Um acontecimento histórico marcou Campinas do final do século XIX: a cidade registrou uma grande epidemia de febre amarela, entre 1889 e 1900, sendo a mais grave em 1889, quando morreram, aproximadamente, 1.200 pessoas, e em 1896, quando 800 pessoas morreram. O município, que registrava precárias condições sanitárias, não oferecia redes de infraestrutura de abastecimento domiciliar de água, canalização de esgoto sanitário e sofria com áreas alagadas; um cenário propício para a difusão de epidemias, especialmente na sua área urbana, como aponta a dissertação de mestrado de Daniela Krogh, defendida no Programa de Pós-Graduação Stricto Sensu em Urbanismo da PUC-Campinas, sob orientação da Profa. Dra. Ivone Salgado.

No período entre 1893 e 1900, visando o combate das epidemias de febre amarela, o poder público promoveu uma reconfiguração urbana na cidade. “Muitos imóveis construídos em taipa de pilão, ou taipa de mão, foram considerados insalubres, assim como as ruas sem calçamento, constantemente em contato com matérias orgânicas em putrefação, sendo necessária a impermeabilização do solo”, explica Daniela. A Comissão Sanitária da época foi chefiada pelo médico Emílio Ribas e a Comissão de Saneamento, pelo engenheiro Saturnino de Brito. As ações promovidas pelo município também se apoiavam na legislação municipal (Código de Posturas, de 1880) e estadual (Código Sanitário do Estado de São Paulo, de 1894).

Daniela agora faz seu doutorado também na PUC-Campinas / Crédito: Álvaro Jr.
Daniela agora faz seu doutorado também na PUC-Campinas / Crédito: Álvaro Jr.

Para poder compreender como a febre amarela impactou a configuração urbana de Campinas, a pesquisa se apoiou em bibliografia consagrada sobre o tema e, principalmente, em documentos do acervo do Arquivo Municipal de Campinas. Daniela explica que a maioria dos ofícios solicitava vistorias domiciliárias, desinfecções e pareceres de vistorias sobre casos de pessoas que ficaram doentes por causa da febre amarela. “As ações de combate às epidemias, naquela época, se configuraram em demolições de imóveis, desinfecções de residências e demais estabelecimentos, bem como a proibição de estábulos e cocheiras nas áreas mais adensadas da cidade”, contextualiza.

Casa construída em taipa de mão. Fonte: José Carlos Mendes. Retratos da Velha Campinas. Revista do Arquivo Municipal. São Paulo: Publicação da Divisão do Arquivo Histórico, do Departamento de Cultura, da Secretaria de Eduação e Cultura, da Prefeitura de São Paulo, 1951
Casa construída em taipa de mão.
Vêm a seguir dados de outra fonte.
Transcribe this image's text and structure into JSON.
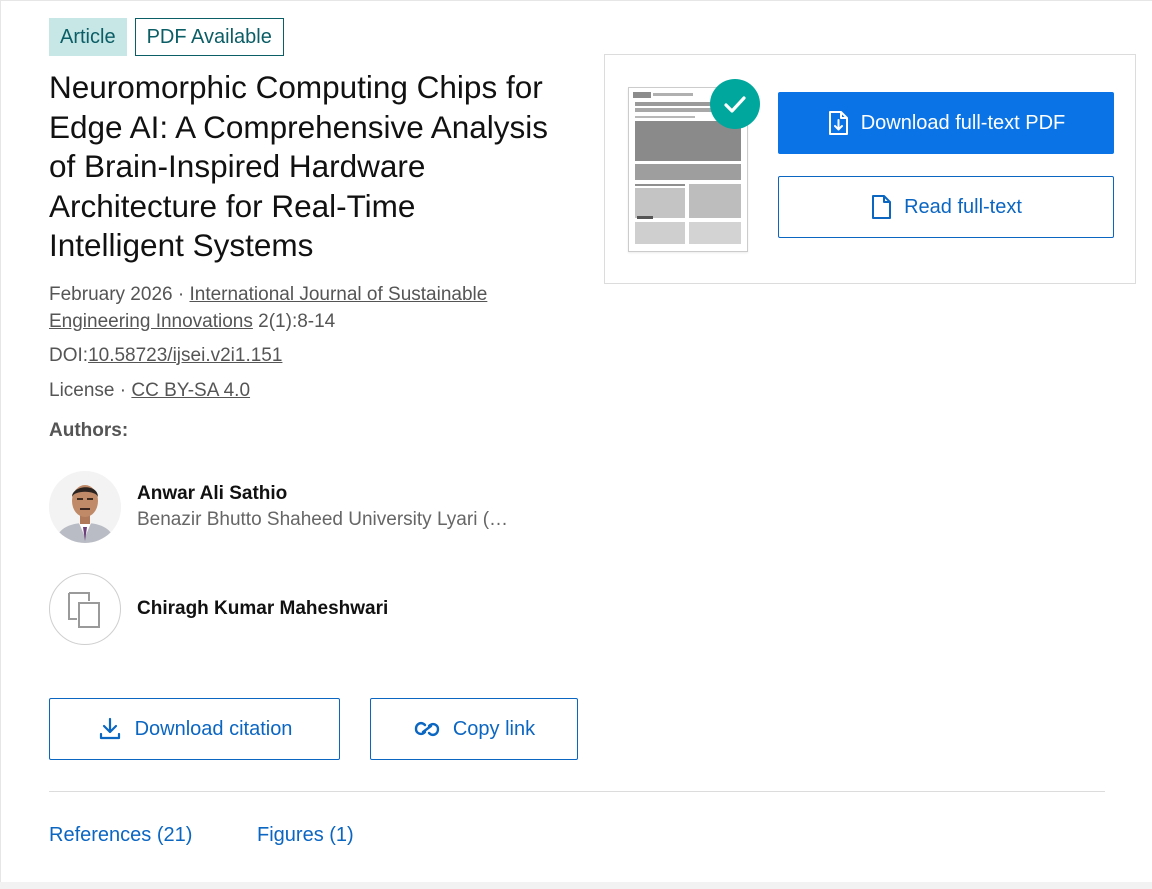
{
  "badges": {
    "type": "Article",
    "pdf": "PDF Available"
  },
  "title": "Neuromorphic Computing Chips for Edge AI: A Comprehensive Analysis of Brain-Inspired Hardware Architecture for Real-Time Intelligent Systems",
  "meta": {
    "date": "February 2026",
    "separator": " · ",
    "journal": "International Journal of Sustainable Engineering Innovations",
    "issue": " 2(1):8-14",
    "doi_label": "DOI:",
    "doi": "10.58723/ijsei.v2i1.151",
    "license_label": "License",
    "license": "CC BY-SA 4.0"
  },
  "authors_label": "Authors:",
  "authors": [
    {
      "name": "Anwar Ali Sathio",
      "affiliation": "Benazir Bhutto Shaheed University Lyari (…"
    },
    {
      "name": "Chiragh Kumar Maheshwari",
      "affiliation": ""
    }
  ],
  "actions": {
    "download_citation": "Download citation",
    "copy_link": "Copy link",
    "download_pdf": "Download full-text PDF",
    "read_fulltext": "Read full-text"
  },
  "tabs": [
    {
      "label": "References (21)"
    },
    {
      "label": "Figures (1)"
    }
  ],
  "colors": {
    "accent": "#0a74e6",
    "link": "#0b66c2",
    "badge_bg": "#c7e7e6",
    "badge_text": "#0b5e66",
    "check": "#00a79d"
  },
  "icons": [
    "download-icon",
    "link-icon",
    "file-download-icon",
    "file-icon",
    "checkmark-icon",
    "placeholder-avatar-icon"
  ]
}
Fonte: José Carlos Mendes. Retratos da Velha Campinas. Revista do Arquivo Municipal. São Paulo: Publicação da Divisão do Arquivo Histórico, do Departamento de Cultura, da Secretaria de Eduação e Cultura, da Prefeitura de São Paulo, 1951

A pesquisa considerou que o “péssimo estado sanitário de Campinas contribuiu para a difusão da febre amarela”, porque a cidade não tinha sistemas de abastecimento domiciliar de água e coleta de esgoto, que só foram inauguradas em 1891e 1982, respectivamente. A área da cidade que sofreu maior intervenção das autoridades sanitárias municipais e estaduais foi a área central, nas proximidades da linha da Companhia Paulista de Estradas de Ferro, a mais adensada no período analisado, na qual as condições sanitárias eram precárias e, portanto, consistia num local favorável ao desenvolvimento de epidemias.
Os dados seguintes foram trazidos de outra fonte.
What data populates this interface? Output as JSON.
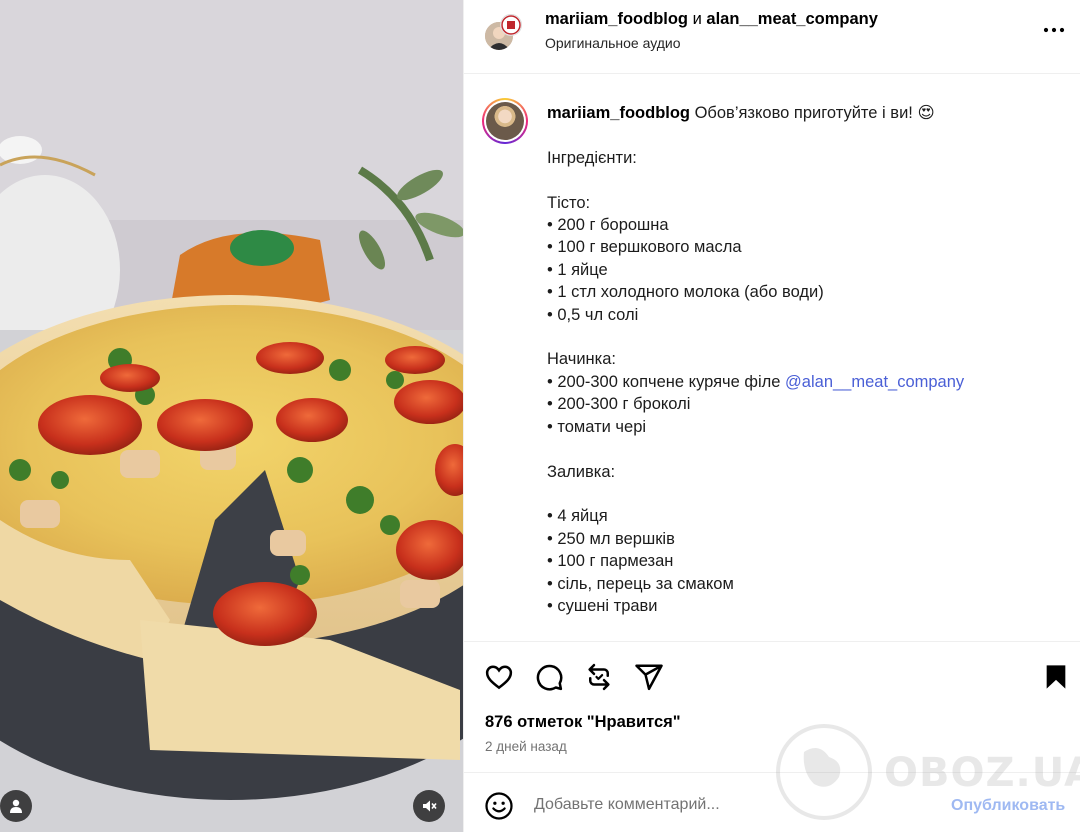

A dissertação identificou que a atuação das autoridades sanitárias se pautava pela relação da febre amarela com a contaminação da água e do solo. Somente em 1901, o médico sanitarista Emilio Ribas repetiu os testes feitos pelo médico cubano Carlos Finlay, em 1881, e as autoridades sanitárias passaram a trabalhar a epidemia em relação ao mosquito Aedes aegypti, descoberto pelo cubano como o transmissor da febre amarela. “De todo modo, foi importante o poder público eliminar a água e o solo contaminados, porque ele combateu o foco da doença, mesmo acreditando que a febre amarela era transmitida pela água contaminada”, avalia.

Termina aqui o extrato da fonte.